O.W.C. 119 (1997), and appellant advanced a conjunctive reading of the statute pursuant to

subsequent Commission opinions. Wise resolved the claim based on the stipulations and

-2- statements submitted. Wise noted the conflicting interpretations and opined that the statute was

to be read in the conjunctive. And according to the medical evidence, Wise found that appellee

established that “he has coal workers’ pneumoconiosis medically determined to be a Category A

large opacity under the I.L.O. classification, that he obtained a restriction from work in a mine or

dusty environment, and that he is in fact, not presently working.” The remaining element to be

established was whether appellee demonstrated “sufficient pulmonary function loss as shown by

approved medical tests and standards to render him unable to do manual labor in a dusty

environment.” After reviewing the medical evidence, Wise concluded that appellee did not

establish such loss and denied his claim.

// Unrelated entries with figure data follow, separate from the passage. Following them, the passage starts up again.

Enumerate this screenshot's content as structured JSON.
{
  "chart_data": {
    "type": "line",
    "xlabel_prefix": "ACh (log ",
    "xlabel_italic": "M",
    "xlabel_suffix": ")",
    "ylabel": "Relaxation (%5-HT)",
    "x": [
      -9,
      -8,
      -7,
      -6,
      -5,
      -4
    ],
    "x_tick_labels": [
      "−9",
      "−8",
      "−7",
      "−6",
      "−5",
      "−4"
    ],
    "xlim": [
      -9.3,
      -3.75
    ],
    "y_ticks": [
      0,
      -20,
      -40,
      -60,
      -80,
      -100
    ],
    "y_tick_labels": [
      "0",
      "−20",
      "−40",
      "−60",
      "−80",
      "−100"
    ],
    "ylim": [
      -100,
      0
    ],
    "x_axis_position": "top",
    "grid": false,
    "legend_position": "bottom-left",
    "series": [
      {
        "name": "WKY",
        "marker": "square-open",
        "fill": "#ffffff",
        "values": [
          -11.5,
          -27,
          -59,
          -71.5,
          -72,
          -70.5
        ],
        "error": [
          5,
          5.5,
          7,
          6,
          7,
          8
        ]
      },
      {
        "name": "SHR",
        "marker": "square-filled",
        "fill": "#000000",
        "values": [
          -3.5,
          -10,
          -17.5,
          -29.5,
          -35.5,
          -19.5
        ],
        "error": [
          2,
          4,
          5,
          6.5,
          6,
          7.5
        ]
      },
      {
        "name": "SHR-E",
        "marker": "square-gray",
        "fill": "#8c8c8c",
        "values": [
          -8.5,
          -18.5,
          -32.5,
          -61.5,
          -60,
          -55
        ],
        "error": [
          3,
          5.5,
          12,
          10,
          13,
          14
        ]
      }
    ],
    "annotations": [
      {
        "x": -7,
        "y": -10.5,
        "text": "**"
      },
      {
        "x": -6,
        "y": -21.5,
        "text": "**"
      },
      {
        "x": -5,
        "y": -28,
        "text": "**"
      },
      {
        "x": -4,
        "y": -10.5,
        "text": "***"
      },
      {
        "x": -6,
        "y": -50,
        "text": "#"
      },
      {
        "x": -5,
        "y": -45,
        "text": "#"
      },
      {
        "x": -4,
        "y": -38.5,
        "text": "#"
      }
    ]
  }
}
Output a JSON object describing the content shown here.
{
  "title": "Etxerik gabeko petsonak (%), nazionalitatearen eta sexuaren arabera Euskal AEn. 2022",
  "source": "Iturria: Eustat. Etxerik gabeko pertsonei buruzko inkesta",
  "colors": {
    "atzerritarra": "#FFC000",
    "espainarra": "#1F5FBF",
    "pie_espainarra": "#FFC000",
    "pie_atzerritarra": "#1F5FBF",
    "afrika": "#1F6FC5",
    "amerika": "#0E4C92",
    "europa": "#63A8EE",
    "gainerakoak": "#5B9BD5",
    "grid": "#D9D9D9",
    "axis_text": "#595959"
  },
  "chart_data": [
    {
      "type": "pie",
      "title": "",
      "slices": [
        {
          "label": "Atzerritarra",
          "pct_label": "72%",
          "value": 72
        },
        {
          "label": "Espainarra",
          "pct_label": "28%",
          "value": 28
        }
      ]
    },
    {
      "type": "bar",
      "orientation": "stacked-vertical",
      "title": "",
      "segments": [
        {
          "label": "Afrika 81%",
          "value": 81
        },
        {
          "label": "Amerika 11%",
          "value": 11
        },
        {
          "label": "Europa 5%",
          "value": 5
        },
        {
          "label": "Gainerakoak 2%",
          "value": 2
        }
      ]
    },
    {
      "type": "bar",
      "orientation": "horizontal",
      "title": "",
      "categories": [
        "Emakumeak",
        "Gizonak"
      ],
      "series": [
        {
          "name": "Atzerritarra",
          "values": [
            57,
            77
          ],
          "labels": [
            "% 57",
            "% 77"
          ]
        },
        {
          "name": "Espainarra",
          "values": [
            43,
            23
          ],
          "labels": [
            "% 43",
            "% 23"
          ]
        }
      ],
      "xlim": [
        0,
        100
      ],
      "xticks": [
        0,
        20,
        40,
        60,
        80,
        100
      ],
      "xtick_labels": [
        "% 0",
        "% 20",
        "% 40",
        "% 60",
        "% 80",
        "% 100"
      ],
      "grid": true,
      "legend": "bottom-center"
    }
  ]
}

Appellee filed a request for review by the full Commission. The Commission ordered

appellee to file a written statement and appellant to file a responsive statement. The parties

complied, setting forth the same arguments submitted to Wise. In its review opinion, the

Commission overruled their opinions post-dating Flanary and applied the interpretation

propounded in that opinion. The Commission indicated it must adhere to the plain language of

the statute. The Commission concluded that the statute states the elements in the disjunctive

with its use of “or,” and there was no indication the legislature intended “or” to be read

conjunctively. Appellee was also required to establish that he was “instructed by competent

medical authority not to attempt to do work in any mine or dusty environment and [that] he is in

fact not working” due to the placement of the conjunctive “and” prior to that text. Therefore,

according to the Commission, to qualify for lifetime benefits under Code § 65.2-504(A)(4),

appellee must prove one of the following:

(1) he suffers from coal workers’ pneumoconiosis medically determined to be A, B, or C under the I.L.O. classifications, and he has been instructed not to work in a mine or dusty environment by competent medical authority, and he is not working, or (2) he suffers from coal workers’ pneumoconiosis involving progressive massive fibrosis, and he has been instructed not to -3- work in a mine or dusty environment by competent medical authority, and he is not working, or (3) there is sufficient pulmonary function loss as shown by approved medical tests and standards to render him unable to perform manual labor in a dusty environment, and he has been instructed not to work in a mine or dusty environment by competent medical authority, and he is not working.

(Emphasis added).

Considering the plain language of the statute and the unchallenged findings, the

Commission found that appellee “satisfied the requirements of [] Code § 65.2-504(A)(4).”

Accordingly, the Commission reversed the finding of Deputy Commissioner Wise and awarded

appellee permanent total disability benefits.

Now comes this appeal.

ANALYSIS

“On review on appeal, we must defer to the [C]ommission’s findings of fact if supported

by credible evidence in the record.” Diaz v. Wilderness Resort Ass’n & Liberty Mutual Ins. Co.,

56 Va. App. 104, 114, 691 S.E.2d 517, 522 (2010). “When a challenge is made to the

[C]ommission’s construction of its rules, [our] review is limited to a determination of whether

the [C]ommission’s interpretation was reasonable. The [C]ommission’s interpretation will be

accorded great deference and will not be set aside unless arbitrary or capricious.” Gallahan v.

Free Lance Star Publ’g Co., 41 Va. App. 694, 700, 589 S.E.2d 12, 15 (2003) (quoting Estate of

Kiser v. Pulaski Furniture Co., 41 Va. App.